Catherine Zagunis

Personal information
- Born: September 9, 1952 (age 73) Pittsburgh, Pennsylvania, United States

Sport
- Sport: Rowing

= Catherine Menges =

American rower

Catherine Zagunis (née Menges; born September 9, 1952) is an American rower. She competed in the women's coxed four event at the 1976 Summer Olympics during the first appearance of the event in the Olympic Games.

==Personal life==
Menges is the mother of Mariel Zagunis, the most decorated American fencer in history. Her two children, Merrick who is older than Mariel and Marten who is younger, are champion fencers. Her former husband, Robert Zagunis, was a fellow competitive rower who also competed in the 1976 Olympics in Montreal. The pair divorced in 2004.

==Fencing==
Since 1998, Zagunis has been the director of programs at the Oregon Fencing Alliance. Zagunis managed the United States teams at the Junior and Senior World Championships in 1999, 2000, and 2001. She was the squad manager for the USA Fencing Women's Sabre Squad from 2005 to 2017. At The Oregon Fencing Alliance (OFA), she works closely with U.S. Women's Sabre Coach Ed Korfanty to develop marketing, create programs, and manage the fencing activities of OFA. Zagunis was asked to take over the leadership role by OFA founder Colleen Olney on a trip to the Junior Olympics when Olney knew that she was not going to be able to continue to run the program. At that point, Zagunis had been heavily involved in travel and support of OFA while Mariel and her two sons competed nationally.

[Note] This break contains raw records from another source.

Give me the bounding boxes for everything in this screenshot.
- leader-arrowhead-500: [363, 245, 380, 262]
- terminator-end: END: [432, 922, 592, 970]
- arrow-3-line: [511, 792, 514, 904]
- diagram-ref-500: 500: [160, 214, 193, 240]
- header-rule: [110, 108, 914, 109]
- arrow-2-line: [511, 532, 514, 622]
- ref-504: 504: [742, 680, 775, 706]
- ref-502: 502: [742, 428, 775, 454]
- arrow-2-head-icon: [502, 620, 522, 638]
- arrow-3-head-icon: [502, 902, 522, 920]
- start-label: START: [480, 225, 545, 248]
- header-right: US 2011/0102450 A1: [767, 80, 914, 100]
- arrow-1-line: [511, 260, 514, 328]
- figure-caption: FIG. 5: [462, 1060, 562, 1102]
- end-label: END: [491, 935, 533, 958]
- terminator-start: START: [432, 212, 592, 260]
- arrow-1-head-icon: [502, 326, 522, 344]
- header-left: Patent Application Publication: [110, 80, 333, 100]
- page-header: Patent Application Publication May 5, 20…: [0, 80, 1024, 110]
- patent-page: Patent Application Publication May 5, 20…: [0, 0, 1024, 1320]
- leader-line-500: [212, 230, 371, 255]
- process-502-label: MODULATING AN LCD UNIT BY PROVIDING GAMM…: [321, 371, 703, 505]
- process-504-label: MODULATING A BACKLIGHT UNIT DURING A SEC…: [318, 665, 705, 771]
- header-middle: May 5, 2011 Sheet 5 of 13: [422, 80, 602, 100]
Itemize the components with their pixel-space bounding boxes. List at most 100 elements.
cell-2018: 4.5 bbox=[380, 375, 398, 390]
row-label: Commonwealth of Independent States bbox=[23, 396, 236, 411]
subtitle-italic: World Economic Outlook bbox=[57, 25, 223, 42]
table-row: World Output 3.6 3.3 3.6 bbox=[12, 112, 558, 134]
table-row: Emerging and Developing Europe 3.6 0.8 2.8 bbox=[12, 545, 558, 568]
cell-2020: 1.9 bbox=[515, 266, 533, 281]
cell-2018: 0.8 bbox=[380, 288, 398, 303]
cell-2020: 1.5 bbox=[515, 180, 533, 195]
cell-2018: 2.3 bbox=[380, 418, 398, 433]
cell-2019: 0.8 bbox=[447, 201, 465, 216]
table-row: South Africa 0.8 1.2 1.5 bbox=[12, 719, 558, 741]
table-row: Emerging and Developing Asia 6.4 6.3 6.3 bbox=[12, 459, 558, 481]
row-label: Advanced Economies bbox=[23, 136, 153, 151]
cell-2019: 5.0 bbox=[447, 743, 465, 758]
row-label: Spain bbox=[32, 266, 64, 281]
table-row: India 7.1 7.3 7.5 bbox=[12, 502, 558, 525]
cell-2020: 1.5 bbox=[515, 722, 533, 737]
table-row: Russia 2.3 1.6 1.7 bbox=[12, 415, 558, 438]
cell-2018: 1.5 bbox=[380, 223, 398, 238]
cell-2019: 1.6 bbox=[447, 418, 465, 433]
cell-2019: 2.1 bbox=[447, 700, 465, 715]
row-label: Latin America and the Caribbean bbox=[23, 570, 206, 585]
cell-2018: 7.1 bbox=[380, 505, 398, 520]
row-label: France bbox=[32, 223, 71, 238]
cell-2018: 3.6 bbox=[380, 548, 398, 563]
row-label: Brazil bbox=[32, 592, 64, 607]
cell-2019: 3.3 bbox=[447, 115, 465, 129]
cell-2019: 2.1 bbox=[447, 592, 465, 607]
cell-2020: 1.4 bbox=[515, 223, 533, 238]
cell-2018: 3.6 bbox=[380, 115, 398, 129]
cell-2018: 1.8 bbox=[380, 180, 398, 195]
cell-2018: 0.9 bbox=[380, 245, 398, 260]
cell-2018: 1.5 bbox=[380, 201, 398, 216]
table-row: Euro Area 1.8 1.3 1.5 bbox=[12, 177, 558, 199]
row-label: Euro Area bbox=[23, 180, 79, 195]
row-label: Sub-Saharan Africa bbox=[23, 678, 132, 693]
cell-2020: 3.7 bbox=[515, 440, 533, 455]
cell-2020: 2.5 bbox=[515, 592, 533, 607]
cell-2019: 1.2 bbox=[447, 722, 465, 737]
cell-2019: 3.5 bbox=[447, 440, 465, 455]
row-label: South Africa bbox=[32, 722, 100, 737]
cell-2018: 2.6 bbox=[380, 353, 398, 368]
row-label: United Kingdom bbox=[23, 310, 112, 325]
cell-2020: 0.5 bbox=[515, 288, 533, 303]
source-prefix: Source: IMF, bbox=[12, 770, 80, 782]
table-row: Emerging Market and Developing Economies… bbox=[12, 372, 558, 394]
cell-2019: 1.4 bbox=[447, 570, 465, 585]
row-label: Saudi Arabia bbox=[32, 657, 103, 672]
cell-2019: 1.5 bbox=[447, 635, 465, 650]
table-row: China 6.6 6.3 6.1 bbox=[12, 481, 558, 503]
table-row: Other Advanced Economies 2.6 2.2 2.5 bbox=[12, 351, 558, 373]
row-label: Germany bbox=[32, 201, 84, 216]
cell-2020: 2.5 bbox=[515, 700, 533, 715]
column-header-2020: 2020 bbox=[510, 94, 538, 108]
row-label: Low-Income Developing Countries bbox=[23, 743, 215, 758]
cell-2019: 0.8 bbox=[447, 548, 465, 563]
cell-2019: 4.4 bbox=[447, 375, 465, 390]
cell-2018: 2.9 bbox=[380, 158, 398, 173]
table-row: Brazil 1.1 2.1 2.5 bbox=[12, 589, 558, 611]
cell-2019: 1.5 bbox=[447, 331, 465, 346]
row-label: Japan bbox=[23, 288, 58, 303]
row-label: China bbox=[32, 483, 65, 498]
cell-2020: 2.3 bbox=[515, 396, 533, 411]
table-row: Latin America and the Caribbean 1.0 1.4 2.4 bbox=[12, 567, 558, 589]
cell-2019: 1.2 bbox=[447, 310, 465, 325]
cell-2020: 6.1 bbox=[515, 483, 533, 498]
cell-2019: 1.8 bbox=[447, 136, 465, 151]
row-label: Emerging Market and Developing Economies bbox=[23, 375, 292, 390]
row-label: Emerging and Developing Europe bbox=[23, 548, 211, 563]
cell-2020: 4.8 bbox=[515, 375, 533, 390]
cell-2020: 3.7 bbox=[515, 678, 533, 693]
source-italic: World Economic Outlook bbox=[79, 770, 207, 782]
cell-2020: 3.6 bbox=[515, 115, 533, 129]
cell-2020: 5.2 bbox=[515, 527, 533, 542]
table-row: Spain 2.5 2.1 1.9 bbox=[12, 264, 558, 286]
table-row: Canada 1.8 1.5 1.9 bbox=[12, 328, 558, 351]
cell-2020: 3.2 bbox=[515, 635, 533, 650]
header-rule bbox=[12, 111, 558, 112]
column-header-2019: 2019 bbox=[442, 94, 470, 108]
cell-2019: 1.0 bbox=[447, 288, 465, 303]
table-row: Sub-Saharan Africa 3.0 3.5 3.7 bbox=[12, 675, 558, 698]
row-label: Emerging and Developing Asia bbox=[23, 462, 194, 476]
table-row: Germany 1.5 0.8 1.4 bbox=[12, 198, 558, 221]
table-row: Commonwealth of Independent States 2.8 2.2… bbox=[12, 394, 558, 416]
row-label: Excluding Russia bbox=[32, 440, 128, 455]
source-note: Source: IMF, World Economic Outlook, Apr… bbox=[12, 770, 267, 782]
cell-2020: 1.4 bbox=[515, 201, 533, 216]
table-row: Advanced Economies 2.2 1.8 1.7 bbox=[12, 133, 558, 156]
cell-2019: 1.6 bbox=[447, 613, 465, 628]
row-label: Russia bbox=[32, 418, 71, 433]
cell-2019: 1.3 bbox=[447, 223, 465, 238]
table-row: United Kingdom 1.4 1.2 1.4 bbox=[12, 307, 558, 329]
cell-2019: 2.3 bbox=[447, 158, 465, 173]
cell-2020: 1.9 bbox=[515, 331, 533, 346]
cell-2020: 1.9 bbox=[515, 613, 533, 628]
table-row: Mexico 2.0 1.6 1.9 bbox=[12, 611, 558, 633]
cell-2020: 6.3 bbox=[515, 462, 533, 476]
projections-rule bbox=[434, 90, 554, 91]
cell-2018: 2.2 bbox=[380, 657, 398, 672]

Zagunis's support of her daughter Mariel to the top of the fencing world has led to her becoming an authority on parenting champions. She is an outspoken advocate for a measured approach to sports parenting that does not focus on achievement but instead on balance. Zagunis has attended all of Mariel's major competitions throughout her long career. Zagunis was consistently involved in her daughter's career through the Olympic Games in Rio.

Following the birth of Mariel's first child in 2017, Cathy's role shifted to helping care for her granddaughter while Mariel continued to pursue high level fencing.